Only a small segment of Alberta may agitate for looser restrictions, but that is Kenney’s segment of Alberta. The heavily rural Conservative base. It much prefers his appeals to freedom, jobs and personal responsibility. “They’re far more willing to have things open up than worry about the health consequences,” says William Stevenson, a small-town accountant in Carstairs, and former UCP treasurer. In February, two backbench government MLAs defied Kenney by publicly joining an “end the lockdown” group. When Ontario Premier Doug Ford was faced with a member publicly criticizing restrictions, he promptly turfed the MPP from caucus for undermining health advice. Kenney, normally a heavily controlling leader, said he’ll tolerate a range of expressed views in his ranks.
The restoration of personal-trainer sessions and 10 p.m. last calls at the bar seems unlikely to mollify these Albertans. Yes, they were the ones who chafed hardest against lockdowns and restrictions. But they were also the ones who felt most betrayed to learn a cabinet minister, five backbenchers and some government aides had jetted off on Christmas vacations. They were no more pleased with Kenney, when his initial response was to publicly praise safe travel and urge support of Calgary-based WestJet rather than sanction those who ignored stay-home advice (that came via Facebook post three days later). He didn’t appreciate the anger fellow Conservatives felt, some supporters say.

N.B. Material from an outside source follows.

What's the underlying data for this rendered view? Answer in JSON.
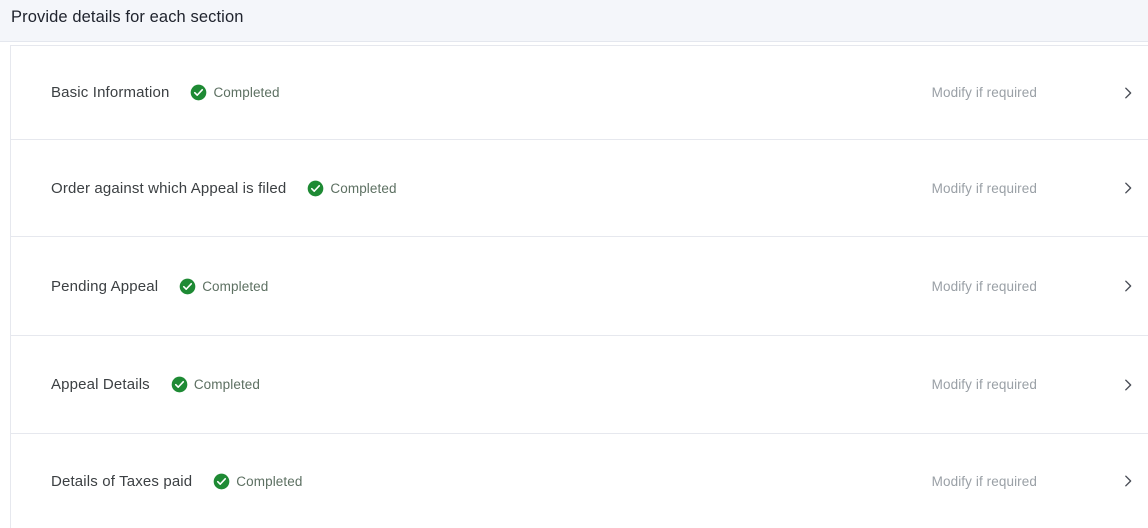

These are also the voters who want him to move more quickly on Alberta-first, anti-Ottawa actions with which he has long tantalized his Trudeau-loathing base. His offerings include a referendum demanding equalization reform, and proposals to create Alberta’s own police force and pension plan—two pricey initiatives that find little favour except among ardent conservatives. But those conservatives truly lap them up. Expect him to find more red-meat morsels for his base this year, lest frustrated UCPers move to fledgling, quasi-separatist parties on the right, or reject him at a forthcoming leadership review. He can’t show them success on jobs, the economy or pipelines, so he has to do something.

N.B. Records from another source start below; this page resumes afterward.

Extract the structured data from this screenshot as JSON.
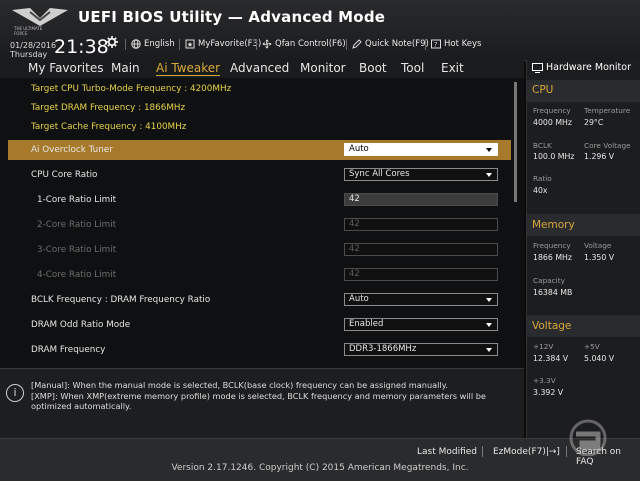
{
  "header": {
    "logo_text": "THE ULTIMATE FORCE",
    "title": "UEFI BIOS Utility — Advanced Mode",
    "date": "01/28/2016",
    "day": "Thursday",
    "time": "21:38",
    "items": [
      {
        "label": "English",
        "icon": "globe-icon"
      },
      {
        "label": "MyFavorite(F3)",
        "icon": "favorite-icon"
      },
      {
        "label": "Qfan Control(F6)",
        "icon": "fan-icon"
      },
      {
        "label": "Quick Note(F9)",
        "icon": "note-icon"
      },
      {
        "label": "Hot Keys",
        "icon": "hotkeys-icon"
      }
    ]
  },
  "tabs": [
    "My Favorites",
    "Main",
    "Ai Tweaker",
    "Advanced",
    "Monitor",
    "Boot",
    "Tool",
    "Exit"
  ],
  "active_tab": "Ai Tweaker",
  "info_lines": [
    "Target CPU Turbo-Mode Frequency : 4200MHz",
    "Target DRAM Frequency : 1866MHz",
    "Target Cache Frequency : 4100MHz"
  ],
  "settings": [
    {
      "label": "Ai Overclock Tuner",
      "value": "Auto",
      "kind": "select",
      "highlight": true
    },
    {
      "label": "CPU Core Ratio",
      "value": "Sync All Cores",
      "kind": "select"
    },
    {
      "label": "1-Core Ratio Limit",
      "value": "42",
      "kind": "number"
    },
    {
      "label": "2-Core Ratio Limit",
      "value": "42",
      "kind": "disabled"
    },
    {
      "label": "3-Core Ratio Limit",
      "value": "42",
      "kind": "disabled"
    },
    {
      "label": "4-Core Ratio Limit",
      "value": "42",
      "kind": "disabled"
    },
    {
      "label": "BCLK Frequency : DRAM Frequency Ratio",
      "value": "Auto",
      "kind": "select"
    },
    {
      "label": "DRAM Odd Ratio Mode",
      "value": "Enabled",
      "kind": "select"
    },
    {
      "label": "DRAM Frequency",
      "value": "DDR3-1866MHz",
      "kind": "select"
    }
  ],
  "help": {
    "lines": [
      "[Manual]: When the manual mode is selected, BCLK(base clock) frequency can be assigned manually.",
      "[XMP]: When XMP(extreme memory profile) mode is selected, BCLK frequency and memory parameters will be optimized automatically."
    ]
  },
  "hw": {
    "title": "Hardware Monitor",
    "cpu": {
      "title": "CPU",
      "frequency_label": "Frequency",
      "frequency": "4000 MHz",
      "temperature_label": "Temperature",
      "temperature": "29°C",
      "bclk_label": "BCLK",
      "bclk": "100.0 MHz",
      "core_voltage_label": "Core Voltage",
      "core_voltage": "1.296 V",
      "ratio_label": "Ratio",
      "ratio": "40x"
    },
    "memory": {
      "title": "Memory",
      "frequency_label": "Frequency",
      "frequency": "1866 MHz",
      "voltage_label": "Voltage",
      "voltage": "1.350 V",
      "capacity_label": "Capacity",
      "capacity": "16384 MB"
    },
    "voltage": {
      "title": "Voltage",
      "v12_label": "+12V",
      "v12": "12.384 V",
      "v5_label": "+5V",
      "v5": "5.040 V",
      "v33_label": "+3.3V",
      "v33": "3.392 V"
    }
  },
  "footer": {
    "last_modified": "Last Modified",
    "ezmode": "EzMode(F7)|→]",
    "search": "Search on FAQ",
    "copyright": "Version 2.17.1246. Copyright (C) 2015 American Megatrends, Inc."
  },
  "colors": {
    "accent": "#d9a93a",
    "info": "#e8d34a",
    "highlight": "#a67a2a"
  }
}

“He’s got to have at least the appearance of listening to what the public wants, rather than just doing what he thinks is best,” Stevenson says. Such a disconnect, perceived or real, has proven the end of other premiers in Alberta’s last decade of political churn. One of the most politically experienced figures in Canadian leadership, Kenney has yet to prove he can rise to the demands of multi-crisis leadership, and his offerings of pre-crisis policy have been out of sync with public expectations in a new reality.
He does, however, have the benefit of time before Alberta’s 2023 election—time to figure out how to balance his rural base’s demands with those of urban moderates, and bring the economic revival he’d promised, and manage a structural fiscal crisis without alienating everyone who relies on public services and salaries, and figure out a way forward for the energy economy, either through transition or steely resilience.
When he set off on his complicated quest to swoop in and unite two warring conservative parties and lead this united group to victory, political watchers’ refrain was: if anybody can do it, Jason Kenney can. With problems all around him, who’s saying that now?